Absolutely no glass bottles or kegs.
There are umbrella-covered tables and two grills per section. We recommend you bring your own grilling equipment, charcoal etc.
NYRA Group Sales handles reservations for this area and can be reached at 888-285-5961.
Thanks, Ashley, for checking in.
And speaking of Belmont: I’ve got a new post up at the Belmont Stakes site (as do Kellner, Grimm, and Serling), about Easy Goer’s win in the 1989 Belmont. Far better than what I wrote is Ernie Munick’s riposte to a commenter.
Elsewhere: in some encouraging news about the overlap between popular culture and racing, I popped into my local Nine West to see what new shoes I might need to buy, and I found two pairs that I really liked. Their names: the Oaks and the Ruffian. I swear. Not in my size, unfortunately.

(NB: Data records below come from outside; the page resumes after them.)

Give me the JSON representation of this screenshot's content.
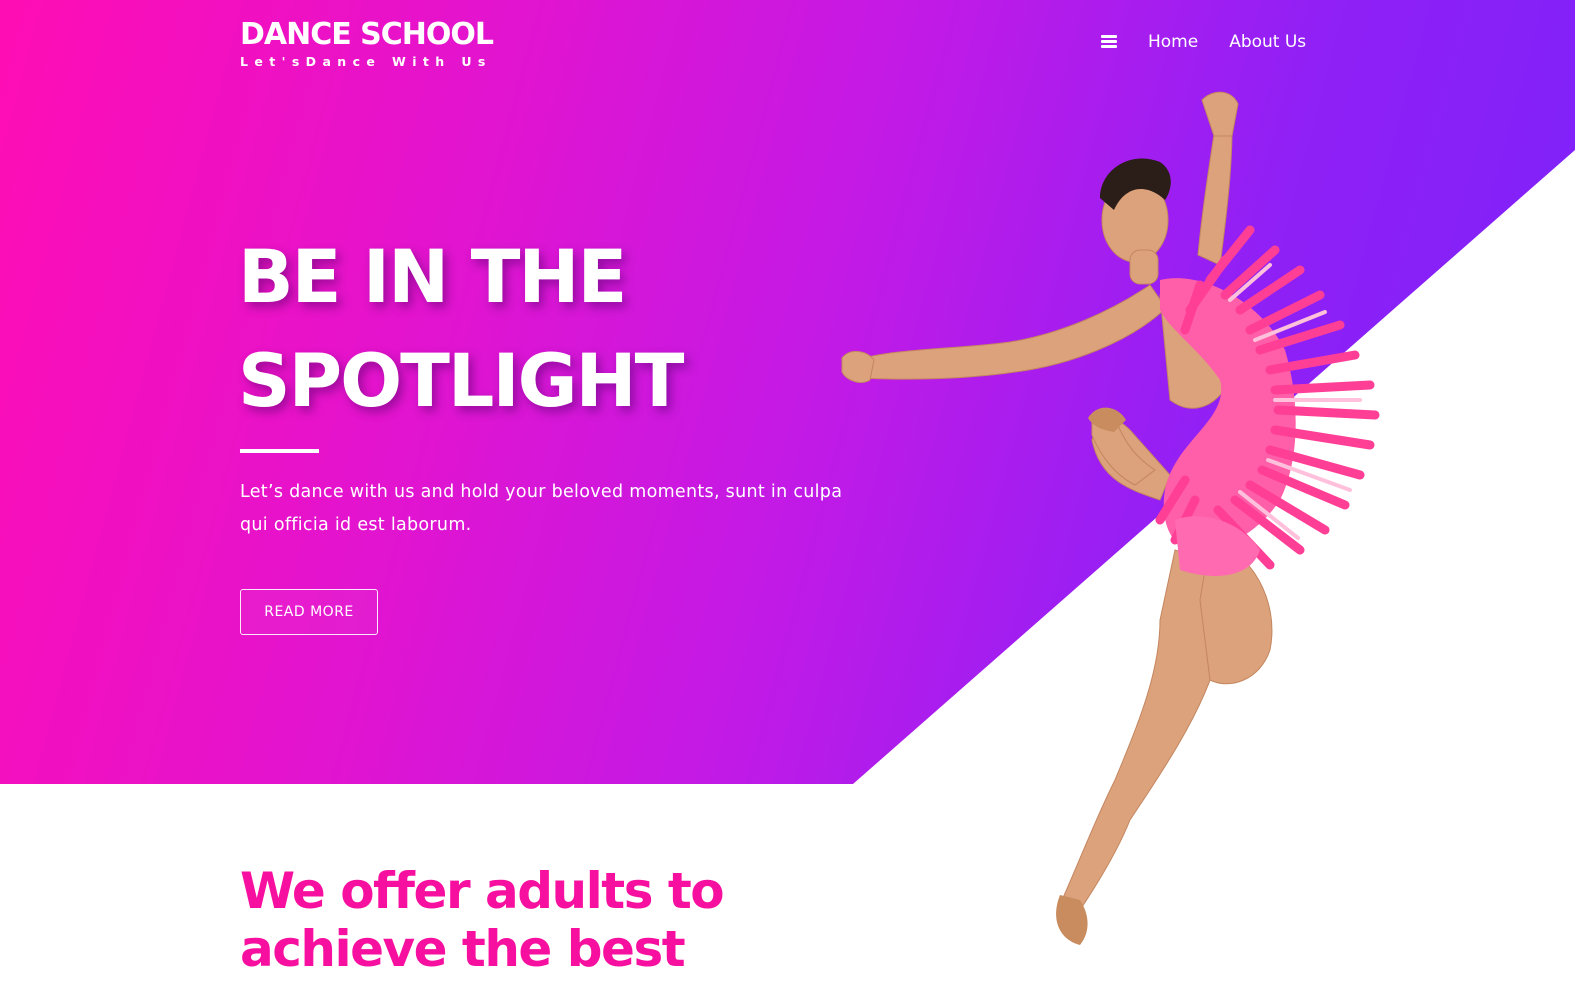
{
  "colors": {
    "gradient_start": "#ff0db4",
    "gradient_end": "#7a22fb",
    "accent_pink": "#f7109f",
    "text_light": "#ffffff",
    "background": "#ffffff"
  },
  "brand": {
    "title": "DANCE SCHOOL",
    "tagline": "Let'sDance With Us"
  },
  "nav": {
    "menu_icon": "hamburger-menu-icon",
    "links": [
      {
        "label": "Home"
      },
      {
        "label": "About Us"
      }
    ]
  },
  "hero": {
    "headline_line1": "BE IN THE",
    "headline_line2": "SPOTLIGHT",
    "description": "Let’s dance with us and hold your beloved moments, sunt in culpa qui officia id est laborum.",
    "cta_label": "READ MORE",
    "image": "dancer-in-pink-fringe-costume"
  },
  "offer": {
    "heading_line1": "We offer adults to",
    "heading_line2": "achieve the best"
  }
}
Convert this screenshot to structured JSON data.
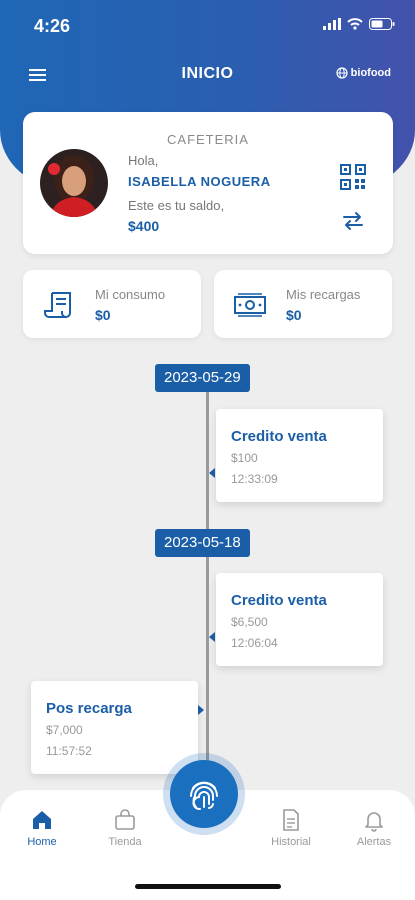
{
  "status_bar": {
    "time": "4:26"
  },
  "header": {
    "title": "INICIO",
    "brand": "biofood"
  },
  "profile": {
    "section_label": "CAFETERIA",
    "greeting": "Hola,",
    "name": "ISABELLA NOGUERA",
    "balance_label": "Este es tu saldo,",
    "balance": "$400"
  },
  "stats": [
    {
      "label": "Mi consumo",
      "value": "$0",
      "icon": "receipt-icon"
    },
    {
      "label": "Mis recargas",
      "value": "$0",
      "icon": "banknote-icon"
    }
  ],
  "timeline": {
    "dates": [
      "2023-05-29",
      "2023-05-18"
    ],
    "entries": [
      {
        "title": "Credito venta",
        "amount": "$100",
        "time": "12:33:09"
      },
      {
        "title": "Credito venta",
        "amount": "$6,500",
        "time": "12:06:04"
      },
      {
        "title": "Pos recarga",
        "amount": "$7,000",
        "time": "11:57:52"
      }
    ]
  },
  "bottom_nav": {
    "items": [
      {
        "label": "Home",
        "icon": "home-icon",
        "active": true
      },
      {
        "label": "Tienda",
        "icon": "bag-icon",
        "active": false
      },
      {
        "label": "Historial",
        "icon": "document-icon",
        "active": false
      },
      {
        "label": "Alertas",
        "icon": "bell-icon",
        "active": false
      }
    ],
    "fab_icon": "fingerprint-icon"
  },
  "colors": {
    "primary": "#1b5ea8",
    "header_gradient_start": "#1f67b6",
    "header_gradient_end": "#4352ac",
    "background": "#eeeeee",
    "muted_text": "#999999"
  }
}
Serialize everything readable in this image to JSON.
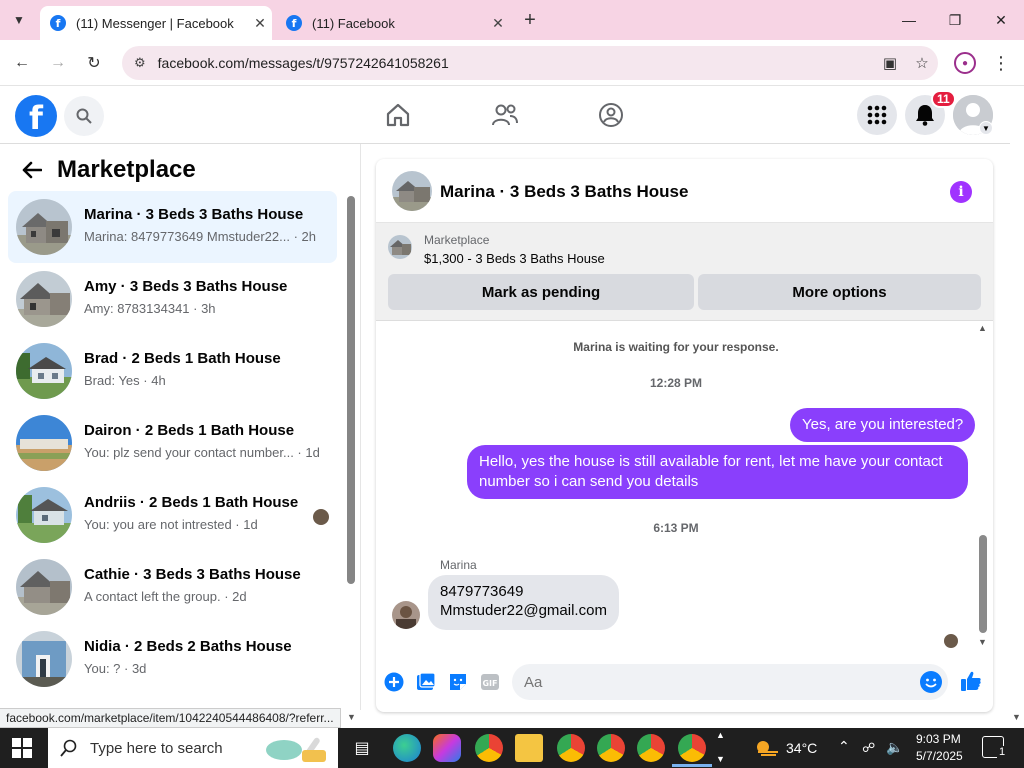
{
  "browser": {
    "tabs": [
      {
        "title": "(11) Messenger | Facebook",
        "active": true
      },
      {
        "title": "(11) Facebook",
        "active": false
      }
    ],
    "url": "facebook.com/messages/t/9757242641058261",
    "status_url": "facebook.com/marketplace/item/1042240544486408/?referr..."
  },
  "facebook": {
    "notification_count": "11"
  },
  "left_panel": {
    "title": "Marketplace",
    "conversations": [
      {
        "title": "Marina · 3 Beds 3 Baths House",
        "preview": "Marina: 8479773649 Mmstuder22... · 2h",
        "selected": true
      },
      {
        "title": "Amy · 3 Beds 3 Baths House",
        "preview": "Amy: 8783134341 · 3h"
      },
      {
        "title": "Brad · 2 Beds 1 Bath House",
        "preview": "Brad: Yes · 4h"
      },
      {
        "title": "Dairon · 2 Beds 1 Bath House",
        "preview": "You: plz send your contact number... · 1d"
      },
      {
        "title": "Andriis · 2 Beds 1 Bath House",
        "preview": "You: you are not intrested · 1d"
      },
      {
        "title": "Cathie · 3 Beds 3 Baths House",
        "preview": "A contact left the group. · 2d"
      },
      {
        "title": "Nidia · 2 Beds 2 Baths House",
        "preview": "You: ? · 3d"
      }
    ]
  },
  "chat": {
    "title": "Marina · 3 Beds 3 Baths House",
    "marketplace_label": "Marketplace",
    "listing": "$1,300 - 3 Beds 3 Baths House",
    "mark_pending": "Mark as pending",
    "more_options": "More options",
    "waiting": "Marina is waiting for your response.",
    "time1": "12:28 PM",
    "out_msg1": "Yes, are you interested?",
    "out_msg2": "Hello, yes the house is still available for rent, let me have your contact number so i can send you  details",
    "time2": "6:13 PM",
    "sender": "Marina",
    "in_msg_line1": "8479773649",
    "in_msg_line2": "Mmstuder22@gmail.com",
    "composer_placeholder": "Aa"
  },
  "taskbar": {
    "search_placeholder": "Type here to search",
    "temperature": "34°C",
    "time": "9:03 PM",
    "date": "5/7/2025",
    "notification_count": "1"
  },
  "colors": {
    "accent_purple": "#8a3ffc",
    "facebook_blue": "#1877f2",
    "selected_row": "#ebf5ff",
    "tab_strip": "#f7d4e4"
  }
}
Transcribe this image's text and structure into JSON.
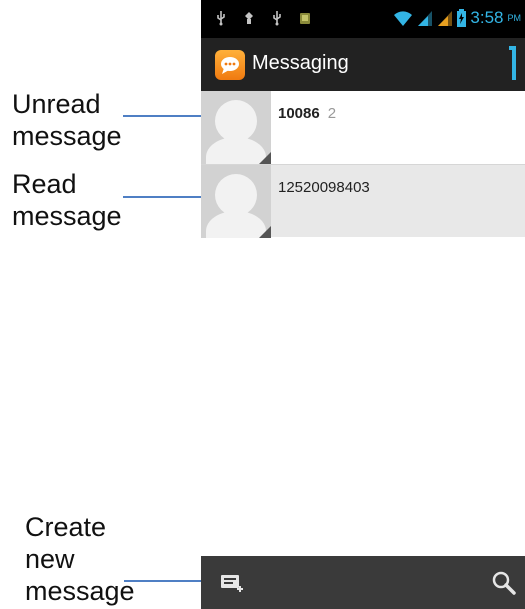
{
  "annotations": {
    "unread": "Unread\nmessage",
    "read": "Read\nmessage",
    "create": "Create\nnew\nmessage"
  },
  "status_bar": {
    "time": "3:58",
    "ampm": "PM",
    "accent_color": "#33b5e5"
  },
  "action_bar": {
    "title": "Messaging",
    "app_icon": "messaging-app-icon",
    "app_icon_color": "#f59a23"
  },
  "threads": [
    {
      "sender": "10086",
      "count": "2",
      "state": "unread"
    },
    {
      "sender": "12520098403",
      "count": "",
      "state": "read"
    }
  ],
  "bottom_bar": {
    "compose_icon": "compose-new-message-icon",
    "search_icon": "search-icon"
  }
}
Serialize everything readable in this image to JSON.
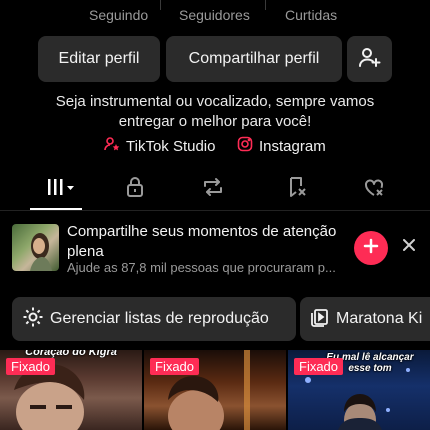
{
  "stats": {
    "following_label": "Seguindo",
    "followers_label": "Seguidores",
    "likes_label": "Curtidas"
  },
  "actions": {
    "edit_profile": "Editar perfil",
    "share_profile": "Compartilhar perfil",
    "add_friend_icon": "add-user-icon"
  },
  "bio": {
    "line1": "Seja instrumental ou vocalizado, sempre vamos",
    "line2": "entregar o melhor para você!"
  },
  "links": {
    "studio": "TikTok Studio",
    "instagram": "Instagram"
  },
  "tabs": [
    {
      "icon": "grid-icon",
      "selected": true
    },
    {
      "icon": "lock-icon",
      "selected": false
    },
    {
      "icon": "repost-icon",
      "selected": false
    },
    {
      "icon": "bookmark-icon",
      "selected": false
    },
    {
      "icon": "liked-icon",
      "selected": false
    }
  ],
  "banner": {
    "title": "Compartilhe seus momentos de atenção plena",
    "subtitle": "Ajude as 87,8 mil pessoas que procuraram p..."
  },
  "playlists": {
    "manage": "Gerenciar listas de reprodução",
    "marathon": "Maratona Ki"
  },
  "videos": [
    {
      "badge": "Fixado",
      "caption": "Coração do Kigra"
    },
    {
      "badge": "Fixado",
      "caption": ""
    },
    {
      "badge": "Fixado",
      "caption": "Eu mal lê alcançar esse tom"
    }
  ],
  "colors": {
    "accent": "#fe2c55",
    "button_bg": "#2b2b2b",
    "background": "#000000",
    "muted_text": "#9a9a9a"
  }
}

I am reading much slagging against Baltimore and Pimlico this week, and as a former resident of Baltimore County, I am taking umbrage. Like many East Coast cities, Baltimore has wrestled with poverty, crime, and a diminishing tax base. But it’s a wonderful, wonderful small city, and I loved the five years I lived there. Its arts scene is outstanding: the Walters Art Gallery, the Baltimore Museum of Art, the Meyerhoff (yes, the same folks who own Thoroughbreds) and the Lyric for music. It loves its teams, the Orioles and the Ravens, and what’s not to like about a city that names its football team after an Edgar Allen Poe poem?
The food is outstanding—I live for my annual trips to Charm City, when I can gorge myself on crab cakes and steamed crabs at every meal except breakfast. Local beer is terrific.
The neighborhoods of row houses with their meticulously maintained marble steps are to Baltimore what brownstones are to Brooklyn: singular examples of a city’s distinctive architecture.
And Baltimore’s got a racetrack! With another one only half an hour away! Really, people….what’s not to like?
Rail against the Pimlico neighborhood if you will…but we can’t all be lucky enough to have our racetracks set on a verdant campus among Victorian homes. The good people and horsemen and women of Baltimore deserve better. Pimlico may have seen better days–but, oh, those better days! The history of racing at Pimlico is prodigious, and delightfully if sparsely preserved in that wonderful little museum tucked away in the clubhouse. Go, if you can, to see it, and read at Colin’s Ghost about a filly winning the Preakness, way back in 1924.
I’ll be in Baltimore myself in three weeks—not for racing, unfortunately—and I hope that those who are there now can look beyond the poverty just beyond the backstretch, to discover the gems and hospitality of Bawl’mer, hon.